= Orquesta Sinfónica de la Universidad de Guanajuato =

Mexican symphony orchestra

The Orquesta Sinfónica de la Universidad de Guanajuato (OSUG) is the resident symphonic orchestra for the University of Guanajuato, located in the state of the same name in central Mexico. It was founded shortly after the School of Music at the University in 1952 under the direction of José Rodríguez Frausto. This made the University for first in Mexico with a resident symphonic orchestra.

==History==
Over its history, the orchestra has worked with national and international soloists and directors such as Eduardo Mata, Enrique Diemecke, Kurt Pahlen, Kurt Redel, Leif Segerstam, Neeme Järvi, Pascal Verrot, John DeMain, Jorge Federico Osorio, Claude Helffer, Homero Francesch, Bernard Flavigny, Christian Lindberg, Gerhart Muench, Jorge Risi, Phillipe Pelletier, Fernando de la Mora, Encarnación Vázquez and Ramón Vargas.

Enrique Bátiz became director in 2005. Prior to Guanajuato, Bátiz founded the Symphonic Orchestra of the State of Mexico in 1971 and was its director.

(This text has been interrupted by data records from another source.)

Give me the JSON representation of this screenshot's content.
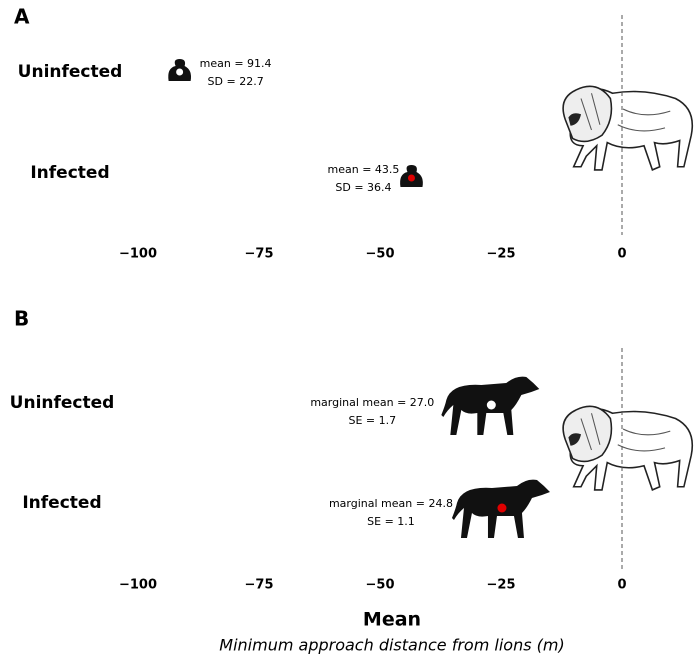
{
  "chart_data": [
    {
      "type": "scatter",
      "panel": "A",
      "categories": [
        "Uninfected",
        "Infected"
      ],
      "x": [
        -91.4,
        -43.5
      ],
      "colors": [
        "#ffffff",
        "#e00000"
      ],
      "annotations": [
        [
          "mean = 91.4",
          "SD = 22.7"
        ],
        [
          "mean = 43.5",
          "SD = 36.4"
        ]
      ],
      "xlim": [
        -110,
        15
      ],
      "xticks": [
        {
          "value": -100,
          "label": "−100"
        },
        {
          "value": -75,
          "label": "−75"
        },
        {
          "value": -50,
          "label": "−50"
        },
        {
          "value": -25,
          "label": "−25"
        },
        0
      ]
    },
    {
      "type": "scatter",
      "panel": "B",
      "categories": [
        "Uninfected",
        "Infected"
      ],
      "x": [
        -27.0,
        -24.8
      ],
      "colors": [
        "#ffffff",
        "#e00000"
      ],
      "annotations": [
        [
          "marginal mean = 27.0",
          "SE = 1.7"
        ],
        [
          "marginal mean = 24.8",
          "SE = 1.1"
        ]
      ],
      "xlim": [
        -110,
        15
      ],
      "xticks": [
        {
          "value": -100,
          "label": "−100"
        },
        {
          "value": -75,
          "label": "−75"
        },
        {
          "value": -50,
          "label": "−50"
        },
        {
          "value": -25,
          "label": "−25"
        },
        0
      ]
    }
  ],
  "footer": {
    "title": "Mean",
    "xlabel": "Minimum approach distance from lions (m)"
  }
}
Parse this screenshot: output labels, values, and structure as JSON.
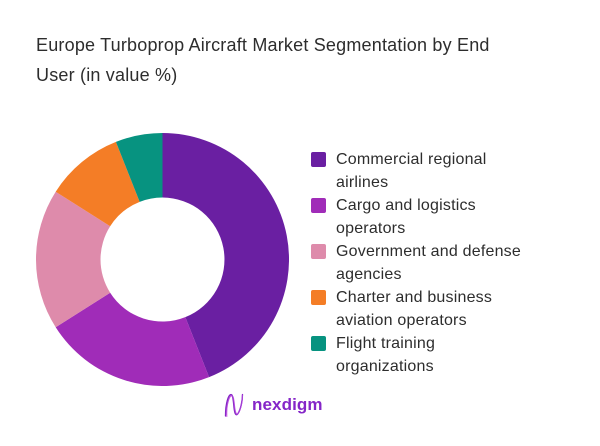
{
  "page": {
    "background": "#ffffff"
  },
  "title": {
    "text": "Europe Turboprop Aircraft Market Segmentation by End User (in value %)",
    "lines": [
      "Europe Turboprop Aircraft Market Segmentation by End",
      "User (in value %)"
    ]
  },
  "chart_data": {
    "type": "pie",
    "subtype": "donut",
    "title": "Europe Turboprop Aircraft Market Segmentation by End User (in value %)",
    "unit": "% of market value",
    "direction": "clockwise",
    "start_angle_deg": 0,
    "inner_radius_ratio": 0.49,
    "legend_position": "right",
    "data_labels_shown": false,
    "labels": [
      "Commercial regional airlines",
      "Cargo and logistics operators",
      "Government and defense agencies",
      "Charter and business aviation operators",
      "Flight training organizations"
    ],
    "values": [
      44,
      22,
      18,
      10,
      6
    ],
    "colors": [
      "#6A1FA2",
      "#A02CB8",
      "#DE8BAB",
      "#F47D26",
      "#079380"
    ]
  },
  "legend": {
    "items": [
      {
        "label": "Commercial regional airlines",
        "color": "#6A1FA2",
        "lines": [
          "Commercial regional",
          "airlines"
        ]
      },
      {
        "label": "Cargo and logistics operators",
        "color": "#A02CB8",
        "lines": [
          "Cargo and logistics",
          "operators"
        ]
      },
      {
        "label": "Government and defense agencies",
        "color": "#DE8BAB",
        "lines": [
          "Government and defense",
          "agencies"
        ]
      },
      {
        "label": "Charter and business aviation operators",
        "color": "#F47D26",
        "lines": [
          "Charter and business",
          "aviation operators"
        ]
      },
      {
        "label": "Flight training organizations",
        "color": "#079380",
        "lines": [
          "Flight training",
          "organizations"
        ]
      }
    ]
  },
  "logo": {
    "text": "nexdigm",
    "color": "#8526C8",
    "mark_colors": [
      "#7F1FC0",
      "#C44BE0",
      "#9B3BD6"
    ]
  }
}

He has participated in over 500 concerts in various parts of the world and in 145 recordings including those with the Royal Philharmonic Orchestra, the London Philharmonic Orchestra and the Mexico City Philharmonic Orchestra.(boletin) OSUG maintains strong ties to the State of Mexico orchestra, playing with the Chorus of this orchestra in 2010, and having Luis Manuel Sánchez from the Youth Symphonic Orchestra of the state as a guest conductor.

The orchestra is a regular performer at the annual Festival Internacional Cervantino, which occurs in the same city in which the orchestra is based. For the 2011 version, OSUG is scheduled to perform works by Gustav Mahler and Franz Liszt.

==Ensamble Zephyrus==
The Ensamble Zephyrus is a quintet of members of the Orquesta Sinfónica de la Universidad de Guanajuato (OSUG) who play more contemporary pieces on wind instruments with the aim of reaching younger audiences. Members of the group include Helen Louise Wolff on flute, Héctor Eduardo Fernández Purata on oboe, Hugo Manzanilla Victoria on clarinet, Michelle Lee Pettit on French horn and Alan Monahan on bassoon. It has also had guest artists playing with them such as Antonio Rosales on bass clarinet. Their repertoire has included works by Afforismi II, George Perle, Iris Szeghy, Leoš Janáček and Josúe Zamora from the state of Guanajuato. The quintet has played in conjunction with the OSUG and separately under their own name such as in the Festival Internacional Cervantino.